You can find out if you have Hashimoto’s by completing two blood tests: TPOAB and TGAB. If they are over the range, you can assume your autoimmune culprit for your hypothyroidism is Hashimoto’s. More info about Hashimoto’s can be found here

In this post, I’m going to cover ways in which you can treat, manage and help your Hashimoto’s and its symptoms. There is no cure for Hashimoto’s, but it can be put in to remission; basically, antibodies lowered and kept more under control and better managed. 

If you’re not yet sure if you have Hashimoto’s as the cause for your hypothyroidism, you can test for it yourself here (for Europe) and here (for the US).

One of the first things you may want to think about if you have Hashimoto’s, is going gluten-free and free from other problem-causing foods, too.

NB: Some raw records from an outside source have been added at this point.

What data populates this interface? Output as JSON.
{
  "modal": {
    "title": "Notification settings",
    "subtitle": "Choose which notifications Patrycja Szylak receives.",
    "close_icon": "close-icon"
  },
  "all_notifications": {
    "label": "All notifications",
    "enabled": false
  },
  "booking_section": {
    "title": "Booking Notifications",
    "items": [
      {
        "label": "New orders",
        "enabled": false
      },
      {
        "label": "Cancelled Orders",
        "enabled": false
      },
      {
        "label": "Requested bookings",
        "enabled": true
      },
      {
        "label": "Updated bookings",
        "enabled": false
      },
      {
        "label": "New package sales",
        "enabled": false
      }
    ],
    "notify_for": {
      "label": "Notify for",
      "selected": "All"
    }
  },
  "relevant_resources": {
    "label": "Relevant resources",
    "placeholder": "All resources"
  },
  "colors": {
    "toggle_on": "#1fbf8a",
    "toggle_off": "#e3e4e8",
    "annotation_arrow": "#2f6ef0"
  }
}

I know, it sounds urgh. It sounds boring and it sounds daunting. I’ve been there. Going gluten-free at first was really confusing for me, but it’s easy once you know what you’re doing. I made a list of everything with gluten, wheat, barley, rye and oats in, that I eat on a weekly basis. I made a shopping list, and underlined anything with those in, and then thought of alternatives, like rice noodles instead of regular noodles, and gluten-free bread instead of regular bread. When I was at the shop, I got into the habit of checking the ingredients for everything. You soon become accustomed to it and do it without even thinking.

A lot of people find going gluten-free helps their Hashimoto’s in terms of brain fog, fatigue, muscle aches and pains, and helps lower antibodies. Gluten sensitivity (common with Hashimoto’s) is different to an allergy (Coeliac’s), in the way that you are generally diagnosed with Coeliac Disease if you have an intolerance to gluten, with symptoms of diarrhoea, bloating, bad wind etc. but a sensitivity can mean an increase in hypothyroid symptoms such as increased fatigue, swinging lab results (also swinging symptoms in feeling hypo one day and hyper the other), goitres/swelling in the throat,  aches and pains, brain fog and poor gut health, meaning low absorption rate of minerals and vitamins, when you consume it.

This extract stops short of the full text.